Herkese selamlar,
Öncelikle uzun bir deneyim olacak, baştan söyleyeyim
Çünkü greencard talihlisi olduğumu öğrendiğim andan başlayacağım.
Yazdıklarımda klasik bilgilerin dışında şeyler paylaşmak istedim. Çünkü benim hikayemin başka insanlarda motivasyon sağlamasını istiyorum.
İstediğiniz ek bilgileri bu iletinin altında yanıtlamaya hazırım.
Mayıs ayıydı ve talihli olduğumu öğrenmiştim. Ben de bir çok kişi gibi düşünüyordum.
“Çekilişi kazandım, yakında gidiyoruz ”
Hemen 2023 talihlisi arkadaşımı aradım. Greencard çıktı ama şu an ne yapmalıydım?
Bana ilk önce cn sordu. 7k deyince,
“Ohaaaa çok iyiiiii size sıra hemen gelirrr. Hemen yeşilkart foruma hemen üye ol ve orada ne var ne yok oku.” Dedi.

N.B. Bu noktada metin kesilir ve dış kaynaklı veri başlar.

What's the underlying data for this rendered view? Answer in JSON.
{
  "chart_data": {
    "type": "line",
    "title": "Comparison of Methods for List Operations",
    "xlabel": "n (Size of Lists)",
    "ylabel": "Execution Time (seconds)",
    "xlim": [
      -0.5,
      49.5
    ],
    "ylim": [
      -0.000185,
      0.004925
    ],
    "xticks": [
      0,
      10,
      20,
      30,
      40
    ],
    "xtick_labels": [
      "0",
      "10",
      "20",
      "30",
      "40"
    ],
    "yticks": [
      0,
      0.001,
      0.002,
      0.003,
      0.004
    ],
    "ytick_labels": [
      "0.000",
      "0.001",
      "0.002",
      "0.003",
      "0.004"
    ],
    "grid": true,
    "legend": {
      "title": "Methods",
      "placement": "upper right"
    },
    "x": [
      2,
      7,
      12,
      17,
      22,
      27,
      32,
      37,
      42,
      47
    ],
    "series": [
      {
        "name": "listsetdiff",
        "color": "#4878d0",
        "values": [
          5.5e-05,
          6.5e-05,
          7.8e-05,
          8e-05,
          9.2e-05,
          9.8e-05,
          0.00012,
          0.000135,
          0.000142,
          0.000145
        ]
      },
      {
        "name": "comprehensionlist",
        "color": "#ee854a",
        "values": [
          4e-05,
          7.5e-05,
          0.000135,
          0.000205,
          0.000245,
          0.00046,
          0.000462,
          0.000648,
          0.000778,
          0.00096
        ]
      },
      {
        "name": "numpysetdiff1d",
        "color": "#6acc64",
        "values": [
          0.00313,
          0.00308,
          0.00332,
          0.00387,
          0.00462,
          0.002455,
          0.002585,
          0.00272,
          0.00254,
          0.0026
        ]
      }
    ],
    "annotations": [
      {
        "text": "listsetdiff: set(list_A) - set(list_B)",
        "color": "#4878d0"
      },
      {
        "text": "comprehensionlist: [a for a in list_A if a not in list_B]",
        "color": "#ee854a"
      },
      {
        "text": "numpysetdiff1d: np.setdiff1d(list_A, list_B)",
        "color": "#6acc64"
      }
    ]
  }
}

Cn ne demek ilk o zaman öğrendim. 7k olduğumu bile o sorunca bakıp söylemiştim. (Dipnot: Arkadaşımın Cn 18k idi)
Foruma üye oldum. Konudan o kadar uzaktım ki, talihli olduğumu 2023 Mayıs ayında öğrendiğim için kendimi 2023 talihlisi sanıyordum.
Hatta ilk iletim “Ben de 2023 talihlisiyimm” falan gibi bir şeydi. Sonra utanıp 2024 yaptım
Neyse, 1,5 yaşında bir oğlumuz vardı, çalışıyordum ve eşimle hayaller kurmaya başlamıştık. 2. Çocuk fikri aklımızdaydı ve bunu hemen gerçekleştirmek istedik.
Çünkü Amerika’ya gittiğimizde 2. Çocuk sürecine girersek hem adaptasyon, hem hamilelik, doğum, doğum sonrası süreci ve ailemizden uzak olmak bizim için çok zor olurdu.
Hemen hamilelik sürecim başlasa, Mart-Nisan gibi doğum yapsam ve sıra bize haziran gibi gelse ne müthiş olurdu değil mi
Pespembe hayaller…..
Ama gerçekten de hamilelik sürecim hemen başladı.
Haziran sonunda hamile olduğumu öğrendik. Müthiş mutluyduk. Doktor 10 gün sonra kalp atışı duymak için bizi tekrar görmek istedi.
Muayeneye gittik ve…
İkiz.
İkiz bebeklerimiz bizi kalp atışlarıyla selamlıyorlardı.
Nasıl bir histi anlatamam. O şokla eşime ilk söylediğim şeylerden biri “Biz iki bebek ve küçücük oğlumuzla Amerika’ya nasıl gideceğiz ”di
Daha sonra endişenin yerini inanılmaz bir mutluluk aldı tabi. Her şeyin üstesinden gelmeye hazırdım. Ve sürekli yeşilkart forumu okuyordum.
@gucarslan iletilerini görüyordum. Tabii ki kim olduğunu o zamanlar bilmesemde yetkili bir arkadaş olduğu anlaşılıyordu.
5k olup soru soranlara bile “Ankara’ya güven olmaz. Dosya taşıyabilen hemen taşısın” diyordu.
Hiç unutmam, “Off amma abartıyor bu da yaa. İyi ki bir talihsizlik yaşamış, her sene aynısı olacak sanıyor.” Falan diyordum yazdıklarını gördükçe.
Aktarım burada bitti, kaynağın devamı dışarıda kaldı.